Madame Lévy, vous êtes à la tête de l’OFSP depuis plus de six mois lequel se retrouve en pleine tourmente depuis l’interminable crise du coronavirus. Qu’est-ce qui vous occupe le plus actuellement (fin avril) ?

Anne Lévy : Ce sont bien sûr les thèmes liés au Covid-19 qui m'occupent le plus en ce moment. La stratégie de vaccination, qui progresse bien, la stratégie de dépistage et le certificat Covid-19, sur lequel nous travaillons d'arrache-pied. Les possibilités concrètes d’utiliser ce certificat font encore l'objet de discussions politiques.

Comme se présente votre quotidien ? Trouvez-vous encore le temps de vous ressourcer ?

Les journées et les semaines sont longues. Mais je prends aussi le temps de lever le pied. Je fais des balades et essaie de respecter l'heure du dîner. Toutefois, ce n'est pas une situation que je souhaite vivre indéfiniment.

À votre avis, combien de temps cette période de crise durera-t-elle encore ?

Personne ne peut le prédire. Cela dépend aussi de la propension de la population à se faire vacciner. Si de nombreuses personnes acceptent de se faire vacciner, cette pandémie se terminera plus rapidement que si elles refusent de le faire. De grandes quantités de doses de vaccin arrivent continuellement. Même s'il y a eu un récent retard, ce qui est très regrettable pour les cantons et les personnes qui avaient pris rendez-vous pour se faire vacciner, nous sommes toujours sur la bonne voie. Les doses de vaccin ont été livrées quelques jours plus tard et d'autres livraisons arrivent régulièrement. Nous faisons donc de bons progrès en ce qui concerne les vaccinations.

Êtes-vous convaincue que la lutte contre la pandémie progresse bien et que les bonnes décisions ont été prises ?

Il est trop tôt pour tirer des conclusions. Nous vivons une situation extraordinaire. Cela signifie que des erreurs peuvent être commises. Nous en avons faites aussi. Notre niveau de connaissances augmente chaque jour. Cependant, il y a toujours de nouveaux défis, comme les mutations virales. À chaque fois, je pense que nous avons réussi à réagir rapidement. Une fois la pandémie terminée, nous évaluerons ce qui a bien et ce qui a mal fonctionné, ce qui aurait pu être fait mieux aussi. Nous en tirerons les conclusions appropriées. Dans l'ensemble, je reste cependant convaincue que nous sommes sur la bonne voie avec nos stratégies de vaccination et de dépistage. Nous verrons comment la situation évolue. Durant cette année de Covid-19, nous avons appris que de nouveaux événements peuvent impacter l’évolution de la pandémie chaque jour.

Néanmoins, en tant que directrice de l’OFSP et donc principale personne responsable de la lutte contre la pandémie, vous faites souvent l'objet de critiques – comme probablement tous vos collègues dans la plupart des pays. Outre l’attention médiatique, recevez-vous également de nombreuses réactions du grand public ?
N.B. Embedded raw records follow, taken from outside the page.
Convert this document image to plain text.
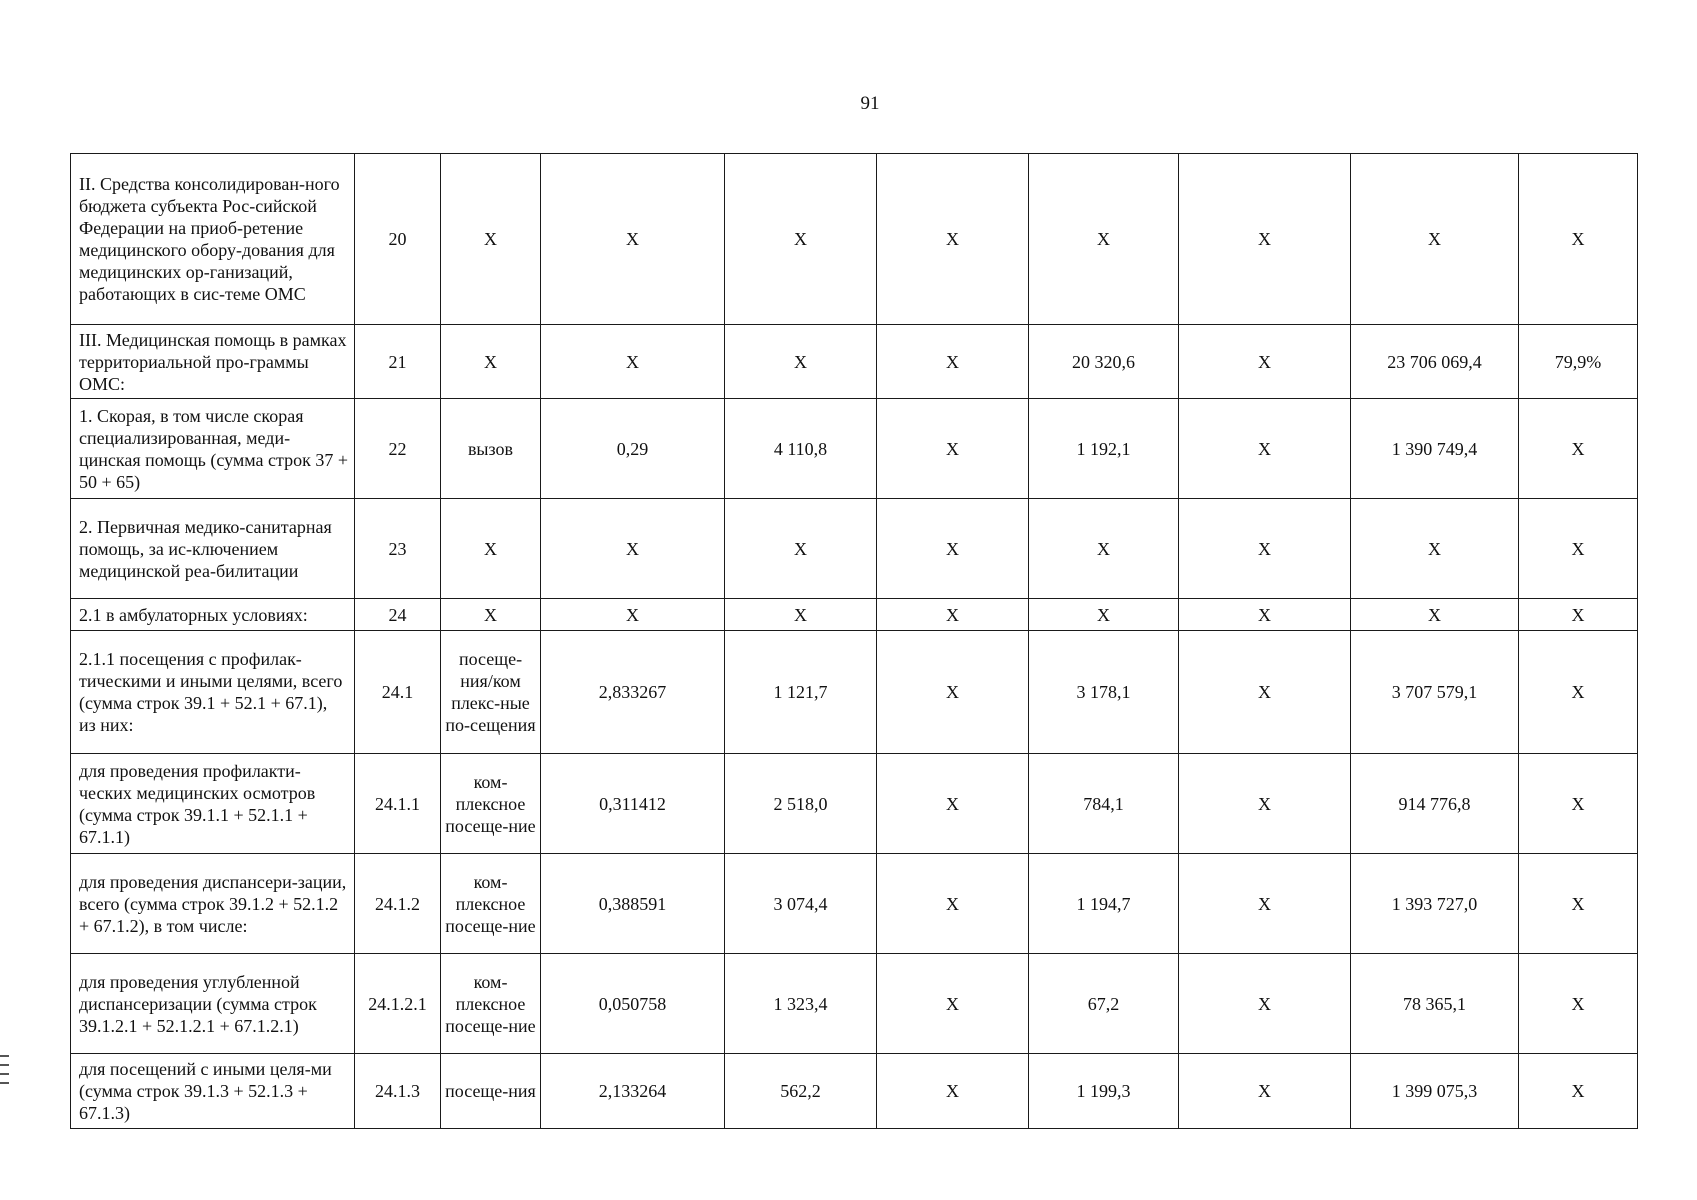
91
II. Средства консолидирован-ного бюджета субъекта Рос-сийской Федерации на приоб-ретение медицинского обору-дования для медицинских ор-ганизаций, работающих в сис-теме ОМС	20	Х	Х	Х	Х	Х	Х	Х	Х
III. Медицинская помощь в рамках территориальной про-граммы ОМС:	21	Х	Х	Х	Х	20 320,6	Х	23 706 069,4	79,9%
1. Скорая, в том числе скорая специализированная, меди-цинская помощь (сумма строк 37 + 50 + 65)	22	вызов	0,29	4 110,8	Х	1 192,1	Х	1 390 749,4	Х
2. Первичная медико-санитарная помощь, за ис-ключением медицинской реа-билитации	23	Х	Х	Х	Х	Х	Х	Х	Х
2.1 в амбулаторных условиях:	24	Х	Х	Х	Х	Х	Х	Х	Х
2.1.1 посещения с профилак-тическими и иными целями, всего (сумма строк 39.1 + 52.1 + 67.1), из них:	24.1	посеще-ния/ком плекс-ные по-сещения	2,833267	1 121,7	Х	3 178,1	Х	3 707 579,1	Х
для проведения профилакти-ческих медицинских осмотров (сумма строк 39.1.1 + 52.1.1 + 67.1.1)	24.1.1	ком-плексное посеще-ние	0,311412	2 518,0	Х	784,1	Х	914 776,8	Х
для проведения диспансери-зации, всего (сумма строк 39.1.2 + 52.1.2 + 67.1.2), в том числе:	24.1.2	ком-плексное посеще-ние	0,388591	3 074,4	Х	1 194,7	Х	1 393 727,0	Х
для проведения углубленной диспансеризации (сумма строк 39.1.2.1 + 52.1.2.1 + 67.1.2.1)	24.1.2.1	ком-плексное посеще-ние	0,050758	1 323,4	Х	67,2	Х	78 365,1	Х
для посещений с иными целя-ми (сумма строк 39.1.3 + 52.1.3 + 67.1.3)	24.1.3	посеще-ния	2,133264	562,2	Х	1 199,3	Х	1 399 075,3	Х
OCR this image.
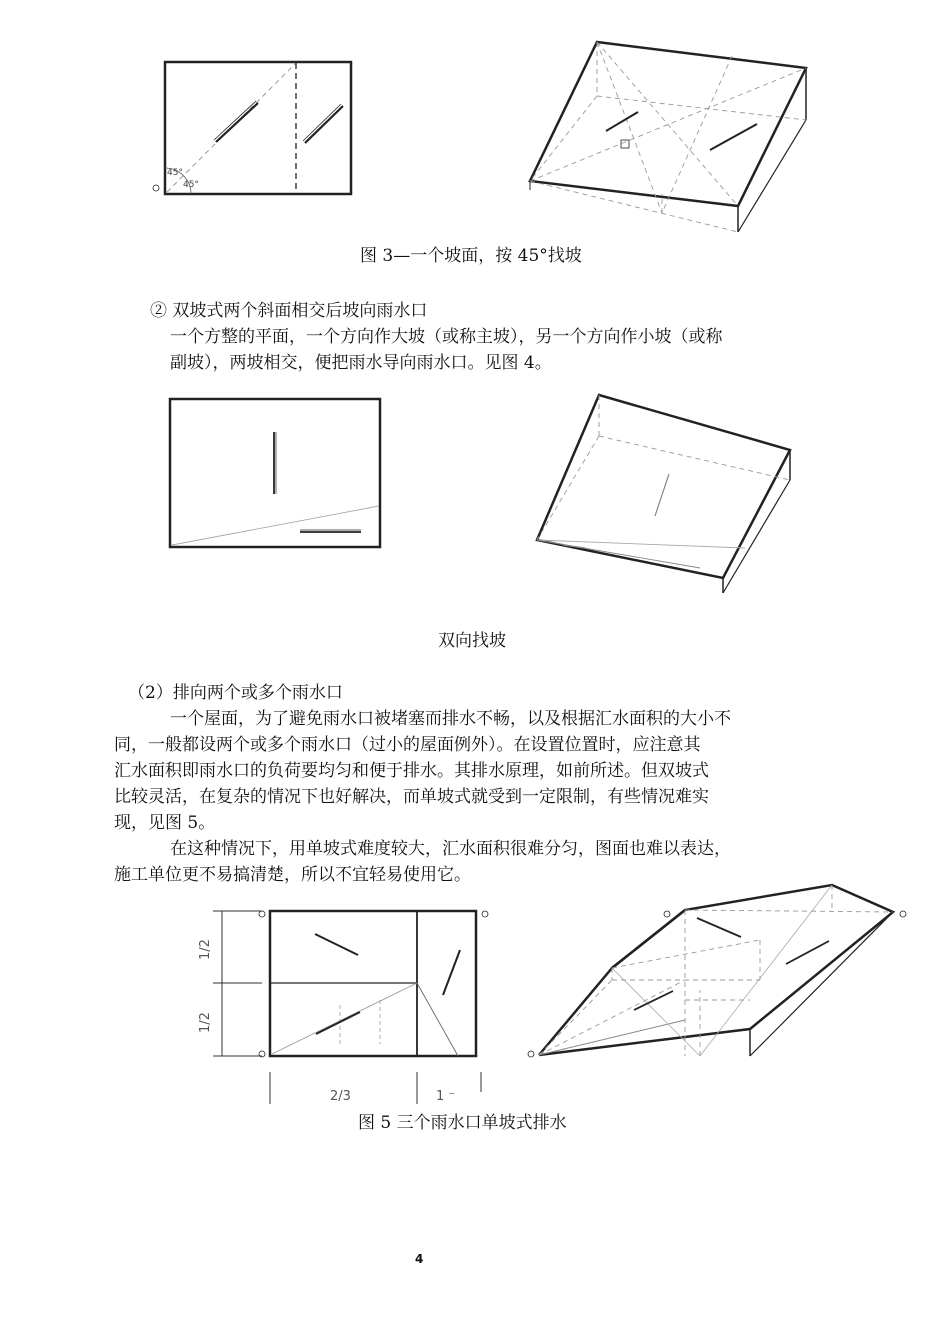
45°
45°
图 3—一个坡面，按 45°找坡
② 双坡式两个斜面相交后坡向雨水口
一个方整的平面，一个方向作大坡（或称主坡），另一个方向作小坡（或称
副坡），两坡相交，便把雨水导向雨水口。见图 4。
双向找坡
（2）排向两个或多个雨水口
一个屋面，为了避免雨水口被堵塞而排水不畅，以及根据汇水面积的大小不
同，一般都设两个或多个雨水口（过小的屋面例外）。在设置位置时，应注意其
汇水面积即雨水口的负荷要均匀和便于排水。其排水原理，如前所述。但双坡式
比较灵活，在复杂的情况下也好解决，而单坡式就受到一定限制，有些情况难实
现，见图 5。
在这种情况下，用单坡式难度较大，汇水面积很难分匀，图面也难以表达，
施工单位更不易搞清楚，所以不宜轻易使用它。
1/2
1/2
2/3	1 ⁻
图 5 三个雨水口单坡式排水
4
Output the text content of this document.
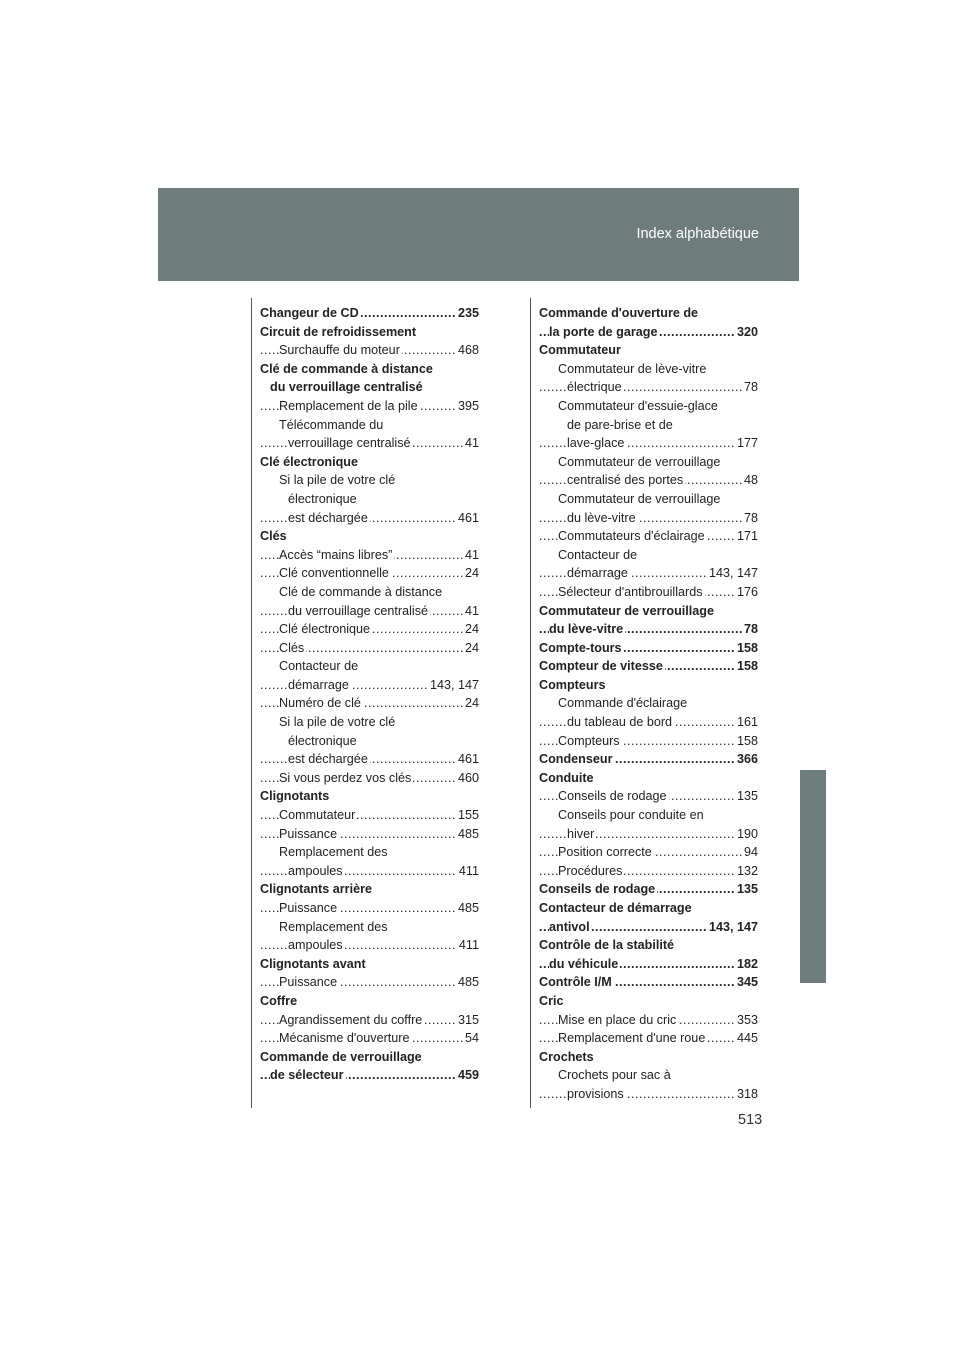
Index alphabétique
Changeur de CD	235
.....
Circuit de refroidissement
Surchauffe du moteur	468
.....
Clé de commande à distance
du verrouillage centralisé
Remplacement de la pile	395
.....
Télécommande du
verrouillage centralisé	41
.....
Clé électronique
Si la pile de votre clé
électronique
est déchargée	461
.....
Clés
Accès “mains libres”	41
.....
Clé conventionnelle	24
.....
Clé de commande à distance
du verrouillage centralisé	41
.....
Clé électronique	24
.....
Clés	24
.....
Contacteur de
démarrage	143, 147
.....
Numéro de clé	24
.....
Si la pile de votre clé
électronique
est déchargée	461
.....
Si vous perdez vos clés	460
.....
Clignotants
Commutateur	155
.....
Puissance	485
.....
Remplacement des
ampoules	411
.....
Clignotants arrière
Puissance	485
.....
Remplacement des
ampoules	411
.....
Clignotants avant
Puissance	485
.....
Coffre
Agrandissement du coffre	315
.....
Mécanisme d'ouverture	54
.....
Commande de verrouillage
de sélecteur	459
.....
Commande d'ouverture de
la porte de garage	320
.....
Commutateur
Commutateur de lève-vitre
électrique	78
.....
Commutateur d'essuie-glace
de pare-brise et de
lave-glace	177
.....
Commutateur de verrouillage
centralisé des portes	48
.....
Commutateur de verrouillage
du lève-vitre	78
.....
Commutateurs d'éclairage	171
.....
Contacteur de
démarrage	143, 147
.....
Sélecteur d'antibrouillards	176
.....
Commutateur de verrouillage
du lève-vitre	78
.....
Compte-tours	158
.....
Compteur de vitesse	158
.....
Compteurs
Commande d'éclairage
du tableau de bord	161
.....
Compteurs	158
.....
Condenseur	366
.....
Conduite
Conseils de rodage	135
.....
Conseils pour conduite en
hiver	190
.....
Position correcte	94
.....
Procédures	132
.....
Conseils de rodage	135
.....
Contacteur de démarrage
antivol	143, 147
.....
Contrôle de la stabilité
du véhicule	182
.....
Contrôle I/M	345
.....
Cric
Mise en place du cric	353
.....
Remplacement d'une roue	445
.....
Crochets
Crochets pour sac à
provisions	318
.....
513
Oui, nous recevons beaucoup de réactions, positives et négatives. Ce n'est pas surprenant, la pandémie de coronavirus nous concerne tous au final. Et nous vivons dans une démocratie où chacun doit pouvoir exprimer son opinion. Je reçois beaucoup de lettres et de courriels de personnes qui me remercient. Mais il y a bien sûr aussi celles qui sont énervées et nous critiquent. On a parfois l'impression qu’elles nous tiennent pour responsables de cette pandémie. Nous en avons tous assez de la crise du coronavirus et souhaitons retrouver une vie normale. Je peux parfaitement comprendre cette frustration.

Vous recevez donc surtout des réactions négatives ?

Cette impression est probablement renforcée par les médias sociaux, où le seuil d'inhibition est plus faible lorsqu’il s’agit d’exprimer des opinions négatives. Celles et ceux qui sont satisfaits et souhaitent nous remercier prennent le temps de nous écrire une lettre. Un cas exceptionnel, alors que les personnes mécontentes partagent chaque semaine leur frustration sur les médias sociaux.

Non seulement le virus, mais aussi l’impact de la crise se répercutent sur la santé de certaines personnes. L’OFSP connaît-il l’ampleur de ces effets, qui prennent notamment la forme de troubles mentaux ?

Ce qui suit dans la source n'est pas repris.